La charge d’Allègre est toutefois trop réactive et trop réductionniste. Il adhère massivement à la conception constructivisme de la mathématique. Il affirme par exemple que « les mathématiques sont comme une forêt : les racines des arbres plongent dans le réel, mais ceux-ci se développent en croissant vers le ciel, sans revenir au ‘réel’ [11] » ; il traite la théorie des nombres d’« élégante et puissante construction intellectuelle [12] » ; il pense que les mathématiques « obéissent au seul principe de cohérence [13] ». Ce faisant, notre auteur ne réduit-il pas la mathématique à la logique formelle ? ne dit-elle vraiment rien de la réalité ? Ne possède-t-elle pas un mode d’abstraction qui lui est propre ? Or, qui dit abstraction dit extraction qui nie une part de l’être, mais en retient une autre. Si elle recherche une formalisation toujours plus poussée, la mathématique possède aussi un contenu. Allègre lui-même le reconnaît : « certains mathématiciens, et non des moindres (notamment de la grande école russe), pensent que lorsque les mathématiques ‘s’approchent’ du réel, elles acquièrent une nouvelle vigueur [14] ».

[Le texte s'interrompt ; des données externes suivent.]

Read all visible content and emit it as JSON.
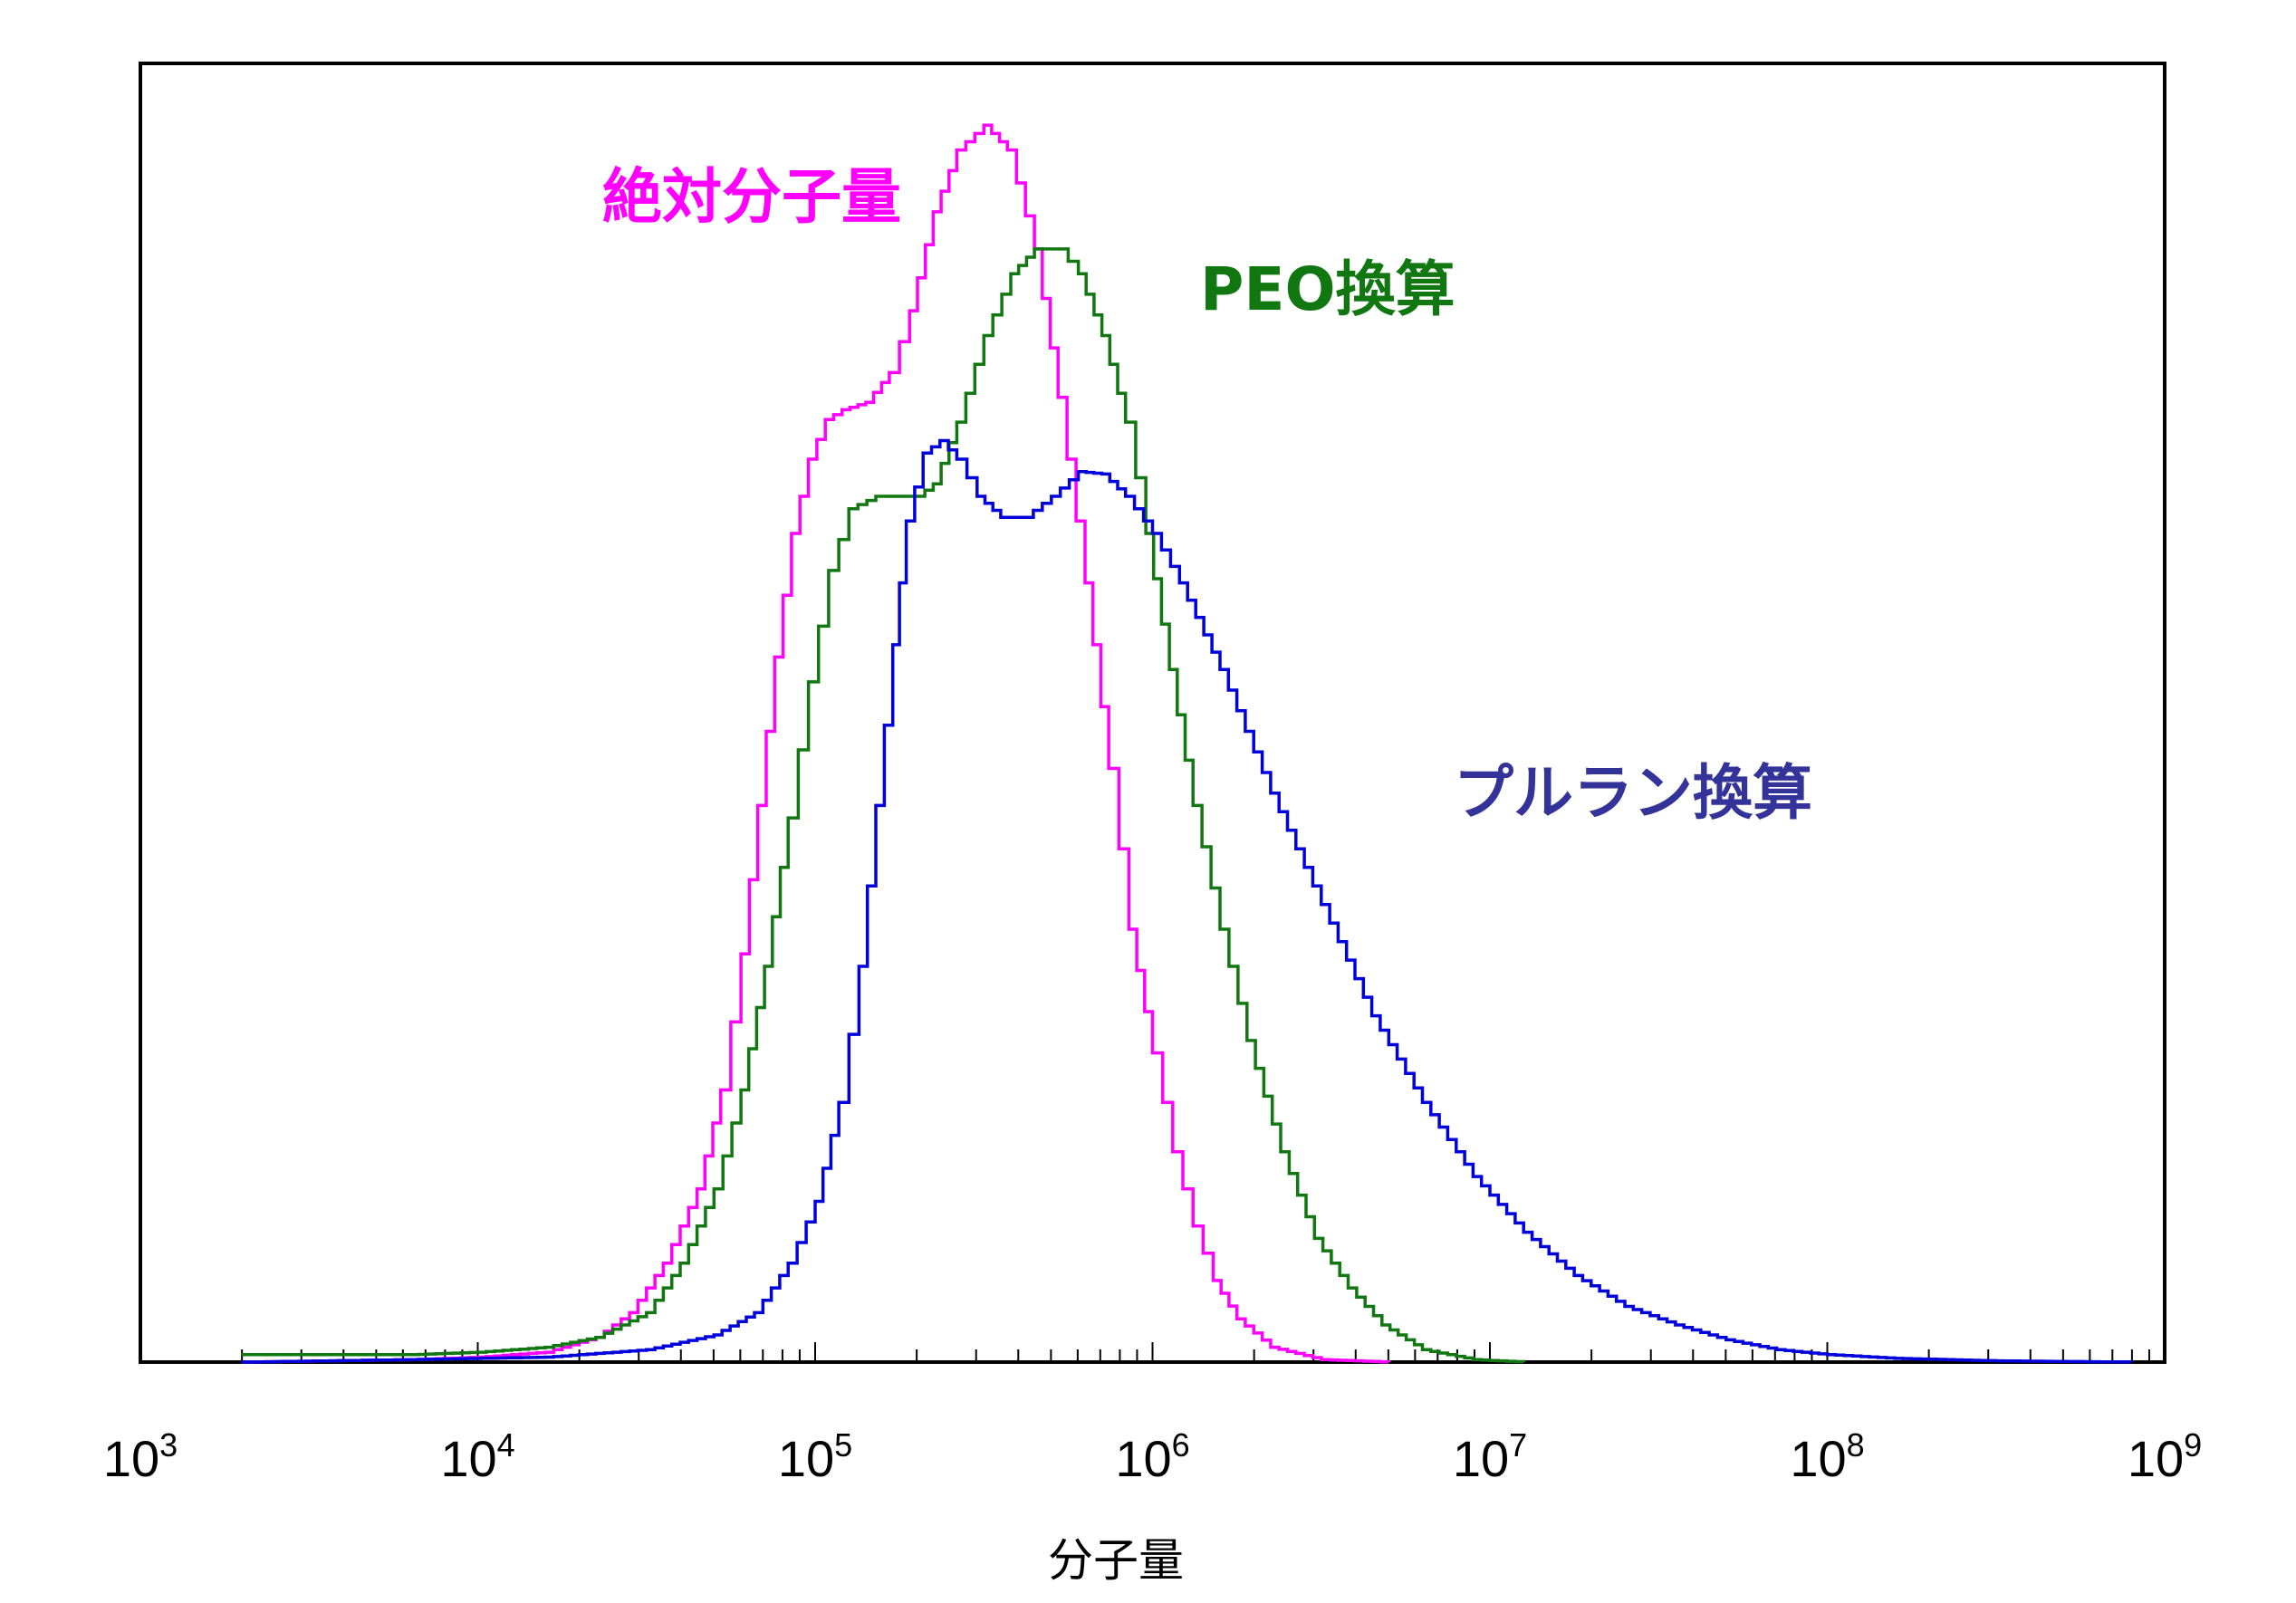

Quoi qu’il en soit, le messianisme mathématique n’est pas mort :

 

« Nous prétendons qu’avec le temps remplaceront les méthodes particulières des sciences individuelles, comme cela s’est produit depuis des siècles en physique, comme cela s’est accompli (prévu d’ailleurs par Leibniz) avec un brillant succès dans la logique moderne, et comme ç’a été le cas aussi, jusqu’à un certain point, en biologie et en psychologie. Cela suppose assurément que la mathématique comprenne la totalité en voie de se compléter (die sich immer ergänzende Gesamheit) de tous les processus démonstratifs abstraits [15] ».

Pascal Ide

[1] Cf. Claude Allègre, La défaite de Platon ou la science du xxe siècle, « Le temps des sciences », Paris, Fayard, 1995, p. 424-438. Cf. aussi l’interview dans La Recherche fin 1995.

[2] Cf. René Guénon, Le Règne de la quantité et les signes des temps, coll. « Tradition » n° 1, Paris, Gallimard, 1945.

[3] Cf. David Rabouin, Mathesis universalis. L’idée de « mathématique universelle » d’Aristote à Descartes, coll. « Épiméthée », Paris, p.u.f., 2009.

[4] Claude Allègre, La défaite de Platon…, p. 435.

[5] Ibid., p. 425.

[6] Ibid., p. 431.

[7] Cité Ibid., p. 431 et 432.

[8] Ibid., p. 432.

[9] Ibid., p. 425.

[10] Cf. Ibid., p. 435-438.

[11] Ibid., p. 429.

[12] Ibid., p. 428.

[13] Ibid., p. 430.

[14] Ibid., p. 429.

[15] A. Mercier, Philosophie der exakten Wissenschaten, Benzinger, 1954, p. 230.